İKTİSATÇILARI paracı iktisatçılar, paracı olmayan iktisatçılar diye ayırmanın çok doğru olmadığını düşünüyorum.
Üretim ve para birbirini tamamlayan iki iktisadi unsurdur. Çağdaş iktisadi yaşamda, biri olmadan diğeri olmaz. Dolayısıyla, bir iktisatçı analizlerinde iki konuya da yanı ağırlığı vermek zorundadır.
Öncelikler farklı olabilir. Galiba, tartışmanın temelini de söz konusu önceliklerdeki farklılıklar oluşturuyor.
SİYASETÇİYE GÜVEN
Para politikası konusunda kafa yoran ya da para politikasının oluşumuna katkı yapan iktisatçıların siyasetçilere güvenmediği doğrudur, ama gerçeği tam yansıtmaz. İktidarların sıkı maliye politikasını yeterince uygulamadığı zaten aşikardır. İstikrar için sıkı para politikasında ısrar etmek ise şarttır. Milton Friedman’ın para arzının sabit bir biçimde büyütülmesi önerisinin arkasında biraz da bu güvensizlik vardır.
Geçmişin para politikası eleştirilecekse, bir açıdan eleştirilmelidir: Geçmişte para politikası daima Hazine’nin borçlanmasını kolaylaştırıcı yönde kullanılmıştır. Yani, kamu sektörü açıkları veri kabul edilmiş, para politikası kriz çıkarmamaya yönelik olarak oluşturulmuştur. Para politikası siyasetçilere zaman kazandırmaya yönelik olarak şekillendirilmiştir. Doğal olarak, fiyat istikrarı hiçbir zaman tesis edilmemiştir.
Son dönemlerde, Hazine’nin Merkez Bankası’ndan borçlanma muslukları kesilip dalgalı kur sistemine geçilince, para politikası veri kabul edilmiş ve maliye politikaları para politikasına göre şekillendirilmeye çalışılmaktadır. Ama, Hazine’nin borçlanmasının imkansız hale gelebileceği senaryosunda henüz para politikası test edilmemiştir.
Popüler tabirle paracı iktisatçıların siyasetçilere güvenmediği doğrudur, ama gerçeği tam yansıtmaz. Ekonomideki hiçbir birim siyasetçilere güvenmemektedir. Güvenseler, mali sistemin yarısı döviz üzerinden olur muydu? Güvenseler, tüm mali sistemimiz milli gelirimizin yarısı haline gelir miydi?
Vücut büyüdüğü halde (kamu sektörü borçlanma ihtiyacı), ceketin (mali sistemin büyüklüğü) küçük kalması ekonomideki birimlerin siyasetçilere güven duymamasından kaynaklanmaktadır. Para politikası da, çok doğru olarak, bu durumu veri kabul etmektedir.

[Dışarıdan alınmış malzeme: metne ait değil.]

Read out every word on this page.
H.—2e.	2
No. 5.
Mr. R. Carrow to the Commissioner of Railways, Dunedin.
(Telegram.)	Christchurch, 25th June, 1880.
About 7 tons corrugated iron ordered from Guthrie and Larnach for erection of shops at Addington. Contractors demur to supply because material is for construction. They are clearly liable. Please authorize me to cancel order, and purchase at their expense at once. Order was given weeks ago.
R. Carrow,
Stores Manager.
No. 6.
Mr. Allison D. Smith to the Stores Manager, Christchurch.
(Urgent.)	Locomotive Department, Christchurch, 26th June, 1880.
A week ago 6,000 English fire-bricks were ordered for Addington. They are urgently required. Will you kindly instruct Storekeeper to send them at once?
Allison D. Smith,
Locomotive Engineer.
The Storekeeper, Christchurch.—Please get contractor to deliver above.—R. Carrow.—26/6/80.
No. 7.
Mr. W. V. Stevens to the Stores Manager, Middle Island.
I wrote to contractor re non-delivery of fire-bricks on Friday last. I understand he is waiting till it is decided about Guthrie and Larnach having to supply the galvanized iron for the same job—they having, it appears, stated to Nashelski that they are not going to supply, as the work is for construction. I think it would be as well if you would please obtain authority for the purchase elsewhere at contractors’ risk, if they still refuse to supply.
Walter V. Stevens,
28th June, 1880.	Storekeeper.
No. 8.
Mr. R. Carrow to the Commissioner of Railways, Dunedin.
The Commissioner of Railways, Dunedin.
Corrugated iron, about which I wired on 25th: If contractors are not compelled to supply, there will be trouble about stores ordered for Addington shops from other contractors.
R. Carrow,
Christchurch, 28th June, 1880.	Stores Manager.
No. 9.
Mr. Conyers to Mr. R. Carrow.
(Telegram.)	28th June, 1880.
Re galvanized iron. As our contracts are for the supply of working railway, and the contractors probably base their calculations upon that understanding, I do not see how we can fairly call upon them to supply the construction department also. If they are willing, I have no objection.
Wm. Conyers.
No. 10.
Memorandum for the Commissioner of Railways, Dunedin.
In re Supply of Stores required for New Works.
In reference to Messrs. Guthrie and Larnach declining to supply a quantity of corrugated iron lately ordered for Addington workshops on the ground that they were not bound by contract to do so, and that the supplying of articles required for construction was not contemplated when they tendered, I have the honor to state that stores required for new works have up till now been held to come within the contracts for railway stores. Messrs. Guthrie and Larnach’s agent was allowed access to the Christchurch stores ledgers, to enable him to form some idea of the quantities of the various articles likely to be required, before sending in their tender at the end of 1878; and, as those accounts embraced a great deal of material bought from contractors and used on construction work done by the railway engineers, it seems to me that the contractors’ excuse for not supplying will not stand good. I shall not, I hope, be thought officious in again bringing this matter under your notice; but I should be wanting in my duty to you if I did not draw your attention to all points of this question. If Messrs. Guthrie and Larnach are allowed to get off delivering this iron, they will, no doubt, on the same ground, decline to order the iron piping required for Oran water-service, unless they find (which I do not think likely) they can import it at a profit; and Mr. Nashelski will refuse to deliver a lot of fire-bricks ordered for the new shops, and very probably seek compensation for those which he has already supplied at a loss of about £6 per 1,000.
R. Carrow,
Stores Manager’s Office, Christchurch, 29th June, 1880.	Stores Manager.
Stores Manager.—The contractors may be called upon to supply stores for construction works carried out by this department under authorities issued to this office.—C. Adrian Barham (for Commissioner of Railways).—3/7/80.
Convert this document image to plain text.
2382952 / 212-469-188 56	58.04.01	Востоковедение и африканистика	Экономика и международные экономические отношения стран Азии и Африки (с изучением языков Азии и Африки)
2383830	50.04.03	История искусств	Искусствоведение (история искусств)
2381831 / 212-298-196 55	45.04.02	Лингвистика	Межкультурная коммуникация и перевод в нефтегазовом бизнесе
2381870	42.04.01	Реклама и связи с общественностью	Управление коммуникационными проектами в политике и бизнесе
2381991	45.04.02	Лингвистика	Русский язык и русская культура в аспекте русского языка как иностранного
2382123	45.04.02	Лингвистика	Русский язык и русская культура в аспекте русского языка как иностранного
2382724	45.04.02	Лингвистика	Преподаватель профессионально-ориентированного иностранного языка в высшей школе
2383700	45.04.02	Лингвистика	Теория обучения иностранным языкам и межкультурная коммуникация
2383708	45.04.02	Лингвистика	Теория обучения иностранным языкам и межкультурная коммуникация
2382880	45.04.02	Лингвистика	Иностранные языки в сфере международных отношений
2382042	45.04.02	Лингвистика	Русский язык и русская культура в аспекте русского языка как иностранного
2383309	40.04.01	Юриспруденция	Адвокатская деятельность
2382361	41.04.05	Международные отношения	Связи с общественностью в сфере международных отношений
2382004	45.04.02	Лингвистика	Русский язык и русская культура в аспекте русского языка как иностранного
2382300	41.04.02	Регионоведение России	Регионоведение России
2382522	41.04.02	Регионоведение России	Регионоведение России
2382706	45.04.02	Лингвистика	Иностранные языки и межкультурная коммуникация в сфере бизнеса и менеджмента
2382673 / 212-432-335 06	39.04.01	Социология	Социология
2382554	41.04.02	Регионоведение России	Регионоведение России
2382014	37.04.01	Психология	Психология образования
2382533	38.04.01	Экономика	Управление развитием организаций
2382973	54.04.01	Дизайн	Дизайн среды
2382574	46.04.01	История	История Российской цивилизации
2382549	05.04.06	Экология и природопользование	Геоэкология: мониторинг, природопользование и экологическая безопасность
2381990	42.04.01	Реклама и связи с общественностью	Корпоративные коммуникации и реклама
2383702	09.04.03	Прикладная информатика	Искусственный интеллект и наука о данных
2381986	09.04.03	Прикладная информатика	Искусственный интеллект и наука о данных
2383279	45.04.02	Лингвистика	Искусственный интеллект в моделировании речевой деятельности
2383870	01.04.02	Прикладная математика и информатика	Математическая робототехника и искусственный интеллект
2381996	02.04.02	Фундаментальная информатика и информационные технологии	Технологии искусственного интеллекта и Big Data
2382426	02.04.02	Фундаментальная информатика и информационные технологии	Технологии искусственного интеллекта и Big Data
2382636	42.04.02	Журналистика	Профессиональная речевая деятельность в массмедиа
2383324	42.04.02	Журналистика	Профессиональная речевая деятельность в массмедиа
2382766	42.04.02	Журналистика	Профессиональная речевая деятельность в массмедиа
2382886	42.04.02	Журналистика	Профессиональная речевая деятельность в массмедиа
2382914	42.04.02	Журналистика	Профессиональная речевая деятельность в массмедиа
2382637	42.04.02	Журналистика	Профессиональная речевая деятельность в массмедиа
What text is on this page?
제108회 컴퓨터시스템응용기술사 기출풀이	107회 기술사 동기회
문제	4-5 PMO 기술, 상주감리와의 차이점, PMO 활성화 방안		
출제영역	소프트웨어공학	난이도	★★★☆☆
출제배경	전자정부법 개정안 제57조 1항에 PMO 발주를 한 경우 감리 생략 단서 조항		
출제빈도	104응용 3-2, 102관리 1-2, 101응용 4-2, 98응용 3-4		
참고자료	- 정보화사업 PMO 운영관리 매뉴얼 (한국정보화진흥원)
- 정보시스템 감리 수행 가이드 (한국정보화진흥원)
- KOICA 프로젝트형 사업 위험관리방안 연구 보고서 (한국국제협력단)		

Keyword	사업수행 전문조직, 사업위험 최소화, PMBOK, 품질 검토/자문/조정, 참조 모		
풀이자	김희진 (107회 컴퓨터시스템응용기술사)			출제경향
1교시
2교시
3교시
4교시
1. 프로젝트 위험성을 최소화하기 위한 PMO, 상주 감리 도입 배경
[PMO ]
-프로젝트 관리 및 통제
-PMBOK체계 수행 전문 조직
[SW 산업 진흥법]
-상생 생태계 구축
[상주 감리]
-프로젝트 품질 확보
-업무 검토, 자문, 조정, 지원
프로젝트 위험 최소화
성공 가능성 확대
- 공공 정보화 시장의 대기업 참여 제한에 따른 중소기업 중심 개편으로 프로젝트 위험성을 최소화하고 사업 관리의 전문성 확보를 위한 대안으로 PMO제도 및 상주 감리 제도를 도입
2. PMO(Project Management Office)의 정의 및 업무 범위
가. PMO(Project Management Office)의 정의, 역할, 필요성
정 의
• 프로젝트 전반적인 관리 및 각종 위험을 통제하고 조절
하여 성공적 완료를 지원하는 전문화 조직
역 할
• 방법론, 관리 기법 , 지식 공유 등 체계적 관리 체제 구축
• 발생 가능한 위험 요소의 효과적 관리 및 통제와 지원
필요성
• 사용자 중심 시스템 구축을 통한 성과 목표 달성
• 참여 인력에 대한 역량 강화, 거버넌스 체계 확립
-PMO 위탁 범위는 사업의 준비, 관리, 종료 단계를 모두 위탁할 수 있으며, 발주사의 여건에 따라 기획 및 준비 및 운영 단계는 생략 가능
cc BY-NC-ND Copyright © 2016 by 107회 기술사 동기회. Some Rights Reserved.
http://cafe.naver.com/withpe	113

Düşük kur- yüksek faiz Hazine’nin borçlanmasını kolaylaştıran bir dengedir. Hazine’nin borçlanmasını kolaylaştırmak, bunu her kimse yapıyorsa, üzerinden sorumluluk atmak anlamına geliyorsa, yargı doğrudur. Ama, Hazine’nin borçlanamayacak duruma gelip memur ya da emekli maaşlarını ödeyememesi durumunda ne olacağını kestirmek de zordur. Sonuçlardan korkuyorsak, kendimizi nedenleri iyi analiz etmek zorunda hissetmeliyiz.
YANLIŞ ADRES
Nedenleri yaratan siyasetçilerdir, sonuçların arzulanan yönde oluşmasını sağlamak ise Türkiye’de genelde para politikasına yüklenen bir sorumluluk olmaktadır. Yanlış burada yapılmaktadır.
Paramızın değerli olmasından mutluluk duyup hala devalüasyondan korkuyorsak, kaygılarımızın nedeni uygulanan para politikası değil, yürürlükteki maliye politikaları olmalıdır. Adres yanlıştır. Yanlış adreste dolaşmak Merkez Bankası’nın da itibarını zedelemektedir.
Açıkça ifade etmesek dahi, kaygılarımızın kaynağı siyasetçilere güvenmemizdendir. Siyasetçiler de para politikası yoluyla güven sağlayamazlar, şimdiye kadar da sağlayamamışlardır. Siyasetçilerin ekonomik birimler üzerinde güven sağlamalarının yolu istikrar öncelikli maliye politikalarıdır.